TMCnet News

[May 04, 2009]


May 03, 2009 (Asia Pulse Data Source via COMTEX) -- Conviction in only four cases of cyber crimes so far: experts Swapna Tarafdar New Delhi, May 3 (PTI) -- Cyber crimes may be spiralling but the country is grappling with poor conviction rates in courts as only four people have been held guilty for internet-related crimes so far.

"Conviction has happened only in four cases," Pawan Duggal, Supreme Court advocate and cyber law expert said.

Dhananjay Mali, a cyber forensic expert, said less reporting of such cases, lack of witnesses, unavailability of specialised laboratories for cyber forensics and lack of trained people in police to handle and pursue such cases are some of the reasons behind poor rate of conviction into the related crime.

The four convictions of cyber crime include an incident in 2003 when Sony India Private Limited owner of www.Sony-sambandh.Com filed complaint against a NOIDA based call centre worker for online cheating.

One Arif Azim gained access of credit card details of an American national and bought Television and cordless headphone on the website using the data.

"Azim was convicted by the court under various IPC sections of fraud. However, the court released him on probation for one year after it felt that that he was a young boy of 24 years and a first time convict," Duggal, who was the counsel in the case, said.

The National Crime Record Bureau data states that between 2004-07, 606 cases of cyber crime were registered under the IPC in which 560 accused were arrested.

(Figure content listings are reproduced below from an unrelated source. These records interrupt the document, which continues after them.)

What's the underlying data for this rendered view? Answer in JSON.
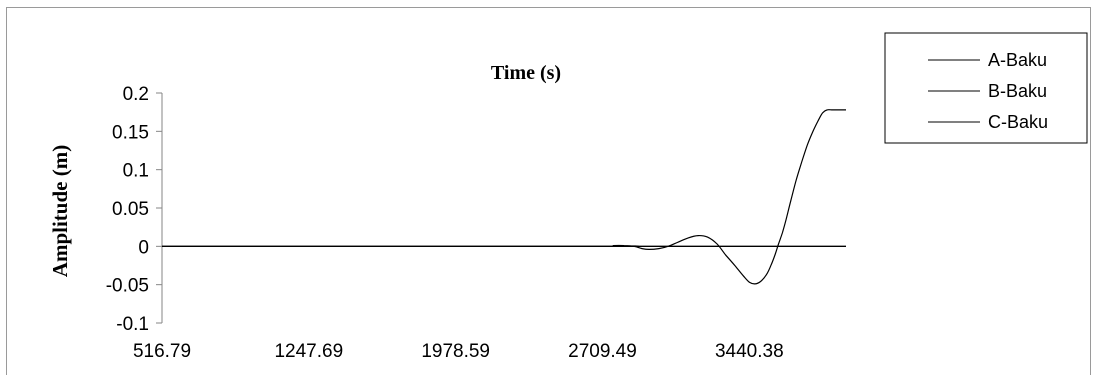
{
  "chart_data": {
    "type": "line",
    "title": "Time (s)",
    "xlabel": "",
    "ylabel": "Amplitude (m)",
    "x_tick_labels": [
      "516.79",
      "1247.69",
      "1978.59",
      "2709.49",
      "3440.38"
    ],
    "y_tick_labels": [
      "0.2",
      "0.15",
      "0.1",
      "0.05",
      "0",
      "-0.05",
      "-0.1"
    ],
    "ylim": [
      -0.1,
      0.2
    ],
    "xlim": [
      516.79,
      3921.6
    ],
    "grid": false,
    "legend_position": "top-right",
    "series": [
      {
        "name": "A-Baku",
        "color": "#000000",
        "x": [
          516.79,
          2709.49,
          2763.4,
          2817.2,
          2866.3,
          2906.2,
          2942.2,
          2990.1,
          3036.1,
          3082.0,
          3135.9,
          3186.1,
          3232.0,
          3280.0,
          3321.9,
          3367.9,
          3411.8,
          3441.7,
          3467.7,
          3495.6,
          3525.6,
          3549.5,
          3569.5,
          3585.5,
          3605.4,
          3623.4,
          3647.3,
          3673.3,
          3701.3,
          3729.2,
          3757.2,
          3785.1,
          3805.1,
          3827.0,
          3855.0,
          3882.9,
          3904.9,
          3921.6
        ],
        "values": [
          0,
          0,
          0.001,
          0.001,
          0,
          -0.003,
          -0.004,
          -0.003,
          0,
          0.005,
          0.011,
          0.014,
          0.012,
          0.003,
          -0.011,
          -0.025,
          -0.039,
          -0.047,
          -0.049,
          -0.046,
          -0.037,
          -0.024,
          -0.01,
          0.003,
          0.018,
          0.035,
          0.06,
          0.086,
          0.11,
          0.132,
          0.15,
          0.165,
          0.174,
          0.178,
          0.178,
          0.178,
          0.178,
          0.178
        ]
      },
      {
        "name": "B-Baku",
        "color": "#000000",
        "x": [],
        "values": []
      },
      {
        "name": "C-Baku",
        "color": "#000000",
        "x": [],
        "values": []
      }
    ]
  }
}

A total of 1,231 cases of cyber crime were also registered under the IT Act and 1,546 arrests were made into those cases.

The Information Technology Act came into existence in 2000 in the country but has hardly helped in increasing the conviction rates, Duggal said.

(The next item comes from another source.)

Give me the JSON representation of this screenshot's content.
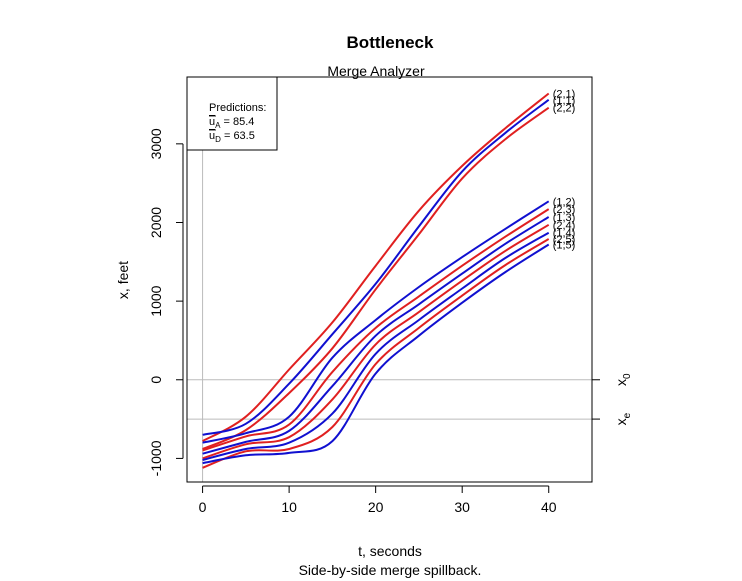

"Till date a couple of 100 cases have been filed. Investigations are being done in many and in others, due to lack of evidence, no conclusion could be drawn," he said.

First conviction under the Act took place four years after its inception in which one person was posting obscene messages to a woman on internet chat.

"The accused was found guilty of offences under Section 469, 509 IPC and 67 of the IT Act 2000 and was asked to pay a fine and undergo five years imprisonment," he said.

Cases of cyber crime range from tampering with computer documents, to pornography and hacking.

In a recent case, a father and son were convicted under the IT Act in Kerala.

"A Pentecostal church priest and his son were imposed a fine of Rs 10,000 and one year rigorous imprisonment after they were found guilty of morphing, web-hosting and e-mailing nude pictures of one family," Duggal said.